250°Régiment d'infanterie, 20°Cie, Périgueux. (faire suivre)

 

le 8 octobre 1914: Bataille du quesnoy en santerre qui prendra fin le 30 octobre grâce au 4° C.A

 

Le 10 octobre 1914

  N'ecrivez plus à cette adresse jusqu'à présent. Je vous enverrai ma nouvelle adresse à mon arrivée à l'ambulance, alors, vous pourrez m'y envoyer une dépèche avec un mandat, les fonds baissent. De gros baisers à tous.
                        EMMANUEL
      Je continue ma lettre du 10, aprés le combat. Les boches m'ont fait garder un souvenir de leurs pruneaux en m'envoyant une balle qui m'a enlevé que le cuir chevelu, prés de la tempe. Ce ne sera rien, mais je suis évacué pour une destination inconnue, jusqu'alors. Dans huit jours, je serai guéri et si c'est possible, je tacherai d'avoir une convalescence. Je remet ma lettre à Joseph Marchand que je viens de rencontrer. Il vous souhaite bien le bonjour à tous, il est au Génie. Ne vous désolez pas, je n'ai qu'une égratignure...

 

Dinan, le 13 octobre 1914

       chère Jeanne, chère mère, cher Henri

   Puisque j'ai grandement le temps, je viens longuement aujourd'hui causer avec vous, non de ce qui est passé, des bons et surtout des mauvais moments. J'ai fait mon journal de campagne et il sera toujours temps de vous le lire lorsque nous serons, que Dieu le veuille, réunis pour ne plus nous quitter.
  D'abord je voudrais savoir si les allemands ont poussé jusque chez vous et si vous n'avez pas eu à souffrir de ces barbares. Il suffit de moi, mais puisque je suis soldat le métier veut cela, mais vous ? Enfin j'ai bon espoir qu'ils ne sont pas passés chez vous et qu bientôt on les aura chasser de France. Nous sommes ici à Dinan on ne peut mieux, choyés par de saintes femmes, qui lors de notre arrivée, ont poussé le dévouement jusqu'à nous laver les pieds. Ce sont des soeurs de St Vincent de Sales et dire que l'on chasse de pareilles femmes. Un aumônier vient deux fois par jour nous visiter et nous réconforter par de bonnes paroles, nous donner des médailles, etc...La nourriture est bonne et suffisante et surtout la tranquillité, loin des canons, des balles, de la mitraille. Quel changement avec la vie de tranchée. Des soldats de Boffles, en a-t-on des nouvelles ? Que sont devenu Henri Potiez, Emile Deplanque qui étaient à Maubeuge. J'ai entendu dire que le bataillon de cuirassiers avait été décimé.
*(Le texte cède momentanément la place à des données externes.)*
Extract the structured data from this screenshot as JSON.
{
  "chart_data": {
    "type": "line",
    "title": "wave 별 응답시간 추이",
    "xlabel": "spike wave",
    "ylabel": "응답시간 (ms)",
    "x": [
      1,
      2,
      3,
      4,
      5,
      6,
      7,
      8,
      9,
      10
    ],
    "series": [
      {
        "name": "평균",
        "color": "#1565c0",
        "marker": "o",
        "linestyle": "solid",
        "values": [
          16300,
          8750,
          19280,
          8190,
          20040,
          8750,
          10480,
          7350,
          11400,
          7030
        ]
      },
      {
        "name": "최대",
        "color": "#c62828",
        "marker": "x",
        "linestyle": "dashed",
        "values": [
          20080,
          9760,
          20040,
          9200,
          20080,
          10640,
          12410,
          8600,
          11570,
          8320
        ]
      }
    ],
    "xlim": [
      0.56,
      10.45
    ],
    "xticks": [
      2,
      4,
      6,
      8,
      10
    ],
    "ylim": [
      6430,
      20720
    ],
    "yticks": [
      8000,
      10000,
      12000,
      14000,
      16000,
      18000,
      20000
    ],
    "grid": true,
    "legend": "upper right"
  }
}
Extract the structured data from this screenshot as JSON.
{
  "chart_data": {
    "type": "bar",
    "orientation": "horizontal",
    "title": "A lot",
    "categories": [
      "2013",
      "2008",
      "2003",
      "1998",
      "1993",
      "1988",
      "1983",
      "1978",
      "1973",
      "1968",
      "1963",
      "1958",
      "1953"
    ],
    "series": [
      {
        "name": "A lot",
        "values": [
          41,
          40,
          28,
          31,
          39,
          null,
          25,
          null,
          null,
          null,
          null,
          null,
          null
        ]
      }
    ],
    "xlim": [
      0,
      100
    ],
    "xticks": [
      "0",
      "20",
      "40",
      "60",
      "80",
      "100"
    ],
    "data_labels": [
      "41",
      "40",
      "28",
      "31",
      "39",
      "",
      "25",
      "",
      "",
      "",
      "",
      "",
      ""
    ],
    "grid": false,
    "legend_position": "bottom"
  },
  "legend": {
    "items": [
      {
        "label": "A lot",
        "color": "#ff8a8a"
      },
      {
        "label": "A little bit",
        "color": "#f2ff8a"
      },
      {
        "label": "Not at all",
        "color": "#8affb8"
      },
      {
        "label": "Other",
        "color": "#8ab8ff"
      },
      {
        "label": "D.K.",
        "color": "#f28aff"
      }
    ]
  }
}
Il est probable qu'on ne le reverra plus. Je n'ai plus de nouvelles d'Alfred et j'ai bien peur qu'il ne soit venu dans le Nord lui aussi. Enfin, il faut bien espérer que, comme le disait Mr le curé de Fortel, nous nous retrouverons tous au salut d'action de grâce aprés la guerre.
  Avez-vous reçu Bichette et cela sans trop de difficultés, papa étant mort. A quoi en est la culture ? a-t-on commencé à semer ? ne vous mettez pas en retard et que tout le monde s'y prête, avec de la bonne volonté on arrive à bout de tout. Quant au betteraves à sucre, je crains bien que nous les aurons pour nous. Enfin, mettez les toujours en silo aussitôt l'arrachage. Avez-vous pu conserver le double Walcom pour semer ? Si on vous a réquisitionner du blé, il était facile d'en donner de l'autre. Avez-vous semer un coin d'avoine d'hiver ? quelquefois, je me creuse la tête et vous ne vous figurez pas la difficulté que j'ai de coordonner mes idées aprés plus de deux mois. D'ailleurs, faites pour le mieux. Vous avez bien fait de prendre Léon. On n'a jamais trop de personnel. Bon courage les enfants, vous combattez vous aussi à votre manière. Il faut savoir à l'occasion se priver d'une grosse goutte en songeant combien sont couchés à la belle étoile et souvent le ventre creux. Aussi je verrai tout comme à l'ordinaire lorsque je retournerai. Le petit poulain se redresse-t-il un peu ? Lui coupe-t-on les pieds de temps en temps ? Dites bien des choses de ma part à Eugénie, Mr et Mme Delaire, embrassez Lucile, Jean et le petit...pour moi. Je remercie Lucile de son mot. Bien le bonjour à Mr le Curé, à Mr et Mme Devaux, au personnel de la maison, à Mr Leclercq dites lui que j'ai reçu une lettre de Michel venant de Belgique en date du 20/08, la seule avec celle de Jeanne du 22/09 et la carte d'Henri. Veuillez, je vous prie, ne pas oublier de m'envoyer un petit mandat, non pour ici, mais pour la suite et croyez toujours à l'affection de votre mari, père et fils.
                  EMMANUEL
En traitement à l'hôpital annexe des Salésiens- Dinan (côtes du Nord )

 

le 13 octobre 1914: invention du masque à gaz -  Bataille de l'Yser du 14 au 26

 

le 18 octobre 1914:

Emmanuel a reçu une lettre d'Alfred
(voir le 21 oct.)

 

Dinan, le 21 octobre 1914
 
  Chére Jeanne, chére mére, cher Henri

  Je me décide à vous envoyer encore cette lettre, bien que, probablement, c'est en pure perte, puisque voici plus d'un mois que je n'ai rien reçu de vous. Je vous demandais un mandat télégraphique, rein ne vient. Il faut croire que rien ne marche plus dans le Pas de Calais. Pourtant, j'ai reçu le 18 une lettre d'Alfred me disant qu'Eugénie lui avait écrit et que tout allait bien à Boffles, donc je peux trouver cela bizarre, bien que, croyez bien que je ne vous accuse pas d'indifférence. Notre vie ici s'écoule monotone. Quel changement avec les premiers jours d'octobre. Mon Dieu quel enfer, et cependant, sans doute que d'ici peu, il faudra y retourner. Que vous dirai-je encore : que je vous souhaite une bonne santé, dites bien des choses chez Eugénie, Mr et Mme Devaux et tous ceux qui parlent de moi. Voici venir la Toussaint, combien je voudrai etre à Boffles afin de prier sur la tombe de papa. Enfin, je prierai de loin et y serai de coeur avec vous ce jour. En attendant la grande joie de nous revoir, je suis votre dévoué.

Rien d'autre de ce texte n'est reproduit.